The Registrar’s New Arbitration Process Regarding Corrective Work Orders

Arizona arbitration process corrective work order

If you or your company has had the unfortunate experience of receiving a Corrective Work Order from the Arizona Registrar of Contractors, you know that you are entitled to dispute the Corrective Work Order. If you dispute the Corrective Work Order, a Citations and Complaint would typically be issued against you or your company. You would have to answer the Citation and Complaint, and several weeks or months later, you (or a representative of your company) would have to argue your position before an Administrative Law Judge.

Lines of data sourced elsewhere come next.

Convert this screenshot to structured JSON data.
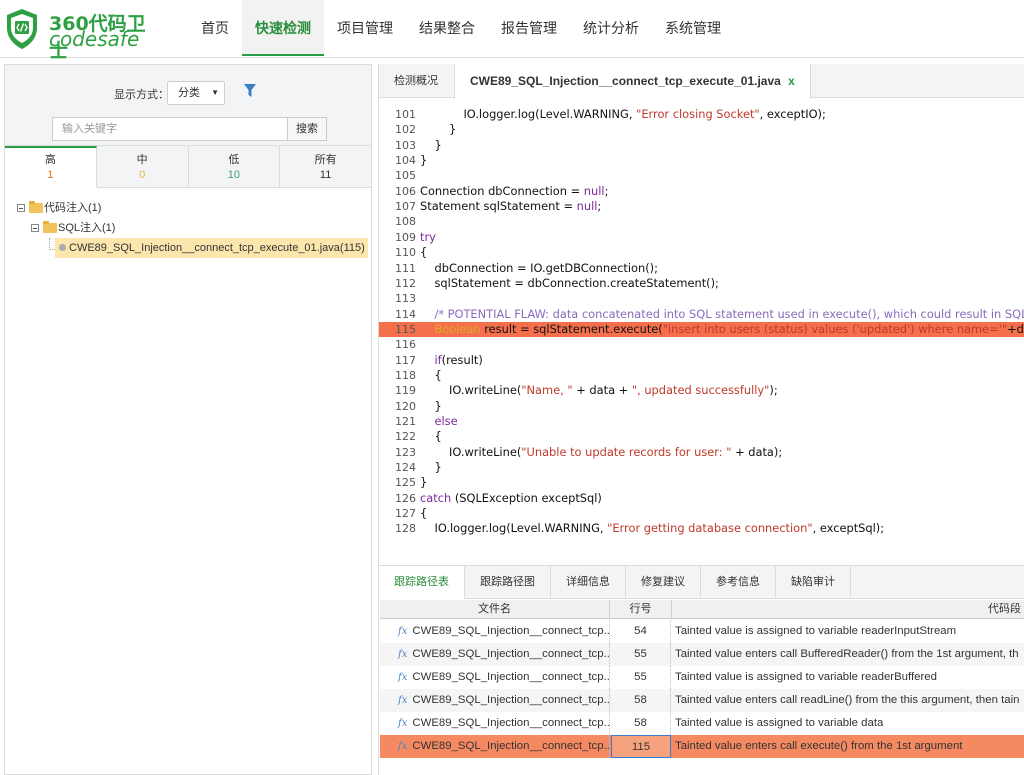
{
  "brand": {
    "cn": "360代码卫士",
    "en": "codesafe"
  },
  "nav": [
    {
      "label": "首页",
      "active": false
    },
    {
      "label": "快速检测",
      "active": true
    },
    {
      "label": "项目管理",
      "active": false
    },
    {
      "label": "结果整合",
      "active": false
    },
    {
      "label": "报告管理",
      "active": false
    },
    {
      "label": "统计分析",
      "active": false
    },
    {
      "label": "系统管理",
      "active": false
    }
  ],
  "left_panel": {
    "display_label": "显示方式：",
    "display_value": "分类",
    "search_placeholder": "输入关键字",
    "search_button": "搜索",
    "severity_tabs": [
      {
        "name": "高",
        "count": "1"
      },
      {
        "name": "中",
        "count": "0"
      },
      {
        "name": "低",
        "count": "10"
      },
      {
        "name": "所有",
        "count": "11"
      }
    ],
    "tree": {
      "root": "代码注入(1)",
      "child": "SQL注入(1)",
      "leaf": "CWE89_SQL_Injection__connect_tcp_execute_01.java(115)"
    }
  },
  "file_tabs": {
    "overview": "检测概况",
    "file": "CWE89_SQL_Injection__connect_tcp_execute_01.java",
    "close": "x"
  },
  "code": {
    "highlight_line": "115",
    "lines": [
      {
        "n": "101",
        "t": "            IO.logger.log(Level.WARNING, \"Error closing Socket\", exceptIO);"
      },
      {
        "n": "102",
        "t": "        }"
      },
      {
        "n": "103",
        "t": "    }"
      },
      {
        "n": "104",
        "t": "}"
      },
      {
        "n": "105",
        "t": ""
      },
      {
        "n": "106",
        "t": "Connection dbConnection = null;"
      },
      {
        "n": "107",
        "t": "Statement sqlStatement = null;"
      },
      {
        "n": "108",
        "t": ""
      },
      {
        "n": "109",
        "t": "try"
      },
      {
        "n": "110",
        "t": "{"
      },
      {
        "n": "111",
        "t": "    dbConnection = IO.getDBConnection();"
      },
      {
        "n": "112",
        "t": "    sqlStatement = dbConnection.createStatement();"
      },
      {
        "n": "113",
        "t": ""
      },
      {
        "n": "114",
        "t": "    /* POTENTIAL FLAW: data concatenated into SQL statement used in execute(), which could result in SQL Injection */"
      },
      {
        "n": "115",
        "t": "    Boolean result = sqlStatement.execute(\"insert into users (status) values ('updated') where name='\"+data+\"'\");"
      },
      {
        "n": "116",
        "t": ""
      },
      {
        "n": "117",
        "t": "    if(result)"
      },
      {
        "n": "118",
        "t": "    {"
      },
      {
        "n": "119",
        "t": "        IO.writeLine(\"Name, \" + data + \", updated successfully\");"
      },
      {
        "n": "120",
        "t": "    }"
      },
      {
        "n": "121",
        "t": "    else"
      },
      {
        "n": "122",
        "t": "    {"
      },
      {
        "n": "123",
        "t": "        IO.writeLine(\"Unable to update records for user: \" + data);"
      },
      {
        "n": "124",
        "t": "    }"
      },
      {
        "n": "125",
        "t": "}"
      },
      {
        "n": "126",
        "t": "catch (SQLException exceptSql)"
      },
      {
        "n": "127",
        "t": "{"
      },
      {
        "n": "128",
        "t": "    IO.logger.log(Level.WARNING, \"Error getting database connection\", exceptSql);"
      }
    ]
  },
  "bottom_tabs": [
    {
      "label": "跟踪路径表",
      "active": true
    },
    {
      "label": "跟踪路径图",
      "active": false
    },
    {
      "label": "详细信息",
      "active": false
    },
    {
      "label": "修复建议",
      "active": false
    },
    {
      "label": "参考信息",
      "active": false
    },
    {
      "label": "缺陷审计",
      "active": false
    }
  ],
  "trace_table": {
    "headers": {
      "file": "文件名",
      "line": "行号",
      "snippet": "代码段"
    },
    "rows": [
      {
        "file": "CWE89_SQL_Injection__connect_tcp...",
        "line": "54",
        "desc": "Tainted value is assigned to variable readerInputStream"
      },
      {
        "file": "CWE89_SQL_Injection__connect_tcp...",
        "line": "55",
        "desc": "Tainted value enters call BufferedReader() from the 1st argument, th"
      },
      {
        "file": "CWE89_SQL_Injection__connect_tcp...",
        "line": "55",
        "desc": "Tainted value is assigned to variable readerBuffered"
      },
      {
        "file": "CWE89_SQL_Injection__connect_tcp...",
        "line": "58",
        "desc": "Tainted value enters call readLine() from the this argument, then tain"
      },
      {
        "file": "CWE89_SQL_Injection__connect_tcp...",
        "line": "58",
        "desc": "Tainted value is assigned to variable data"
      },
      {
        "file": "CWE89_SQL_Injection__connect_tcp...",
        "line": "115",
        "desc": "Tainted value enters call execute() from the 1st argument",
        "selected": true
      }
    ],
    "fx_label": "fx"
  },
  "colors": {
    "brand": "#2ea043",
    "highlight": "#f56f4c",
    "selected_row": "#f58a62"
  }
}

The Registrar’s arbitration process in Arizona

As of July 25, 2011, Arizona has a new statute, ARS §32-1155.01, that is designed to avoid contractors (and complaining parties) from being forced to litigate before an Administrative Law Judge. If the cost of repair within a Corrective Work Order is $5,000 or less, the Registrar may refer the dispute to arbitration. If the cost to repair is more than $5,000, the parties may arbitrate the matter, if both parties agree.

The primary unanswered question is what the Arbitrator can actually order. The Arbitrator cannot suspend or revoke a license, award monetary damages, assess civil penalties or award attorneys’ fees or costs. It appears that the Arbitrator can order restitution, or the cost of repair of the items in the Corrective Work Order. However, presumably, the Registrar can suspend or revoke a license and assess penalties, based upon the Arbitrator’s findings. 

The statute allows the contractor to post a bond in the estimated cost of repair within 14 days after the Registrar referring the matter to arbitration. Presumably, this will keep contractors who are not successful in Arbitration from being exposed to having their licenses suspended or revoked. The statute’s deadlines are designed to move the process quickly toward resolution. While there are procedural safeguards in the law, generally, there is no right to appeal an Arbitrator’s ruling to a court.

This processis in its infancy. Unfortunately, personnel at the Arizona Registrar of Contractors still do not have many answers as to how they intend to implement this statute. However, based on the excessive case load of Administrative Law Judges. I would expect the Registrar to slowly phase in this process, thereby avoiding the Administrative law track, and more quickly resolving lower-dollar Corrective Work Orders.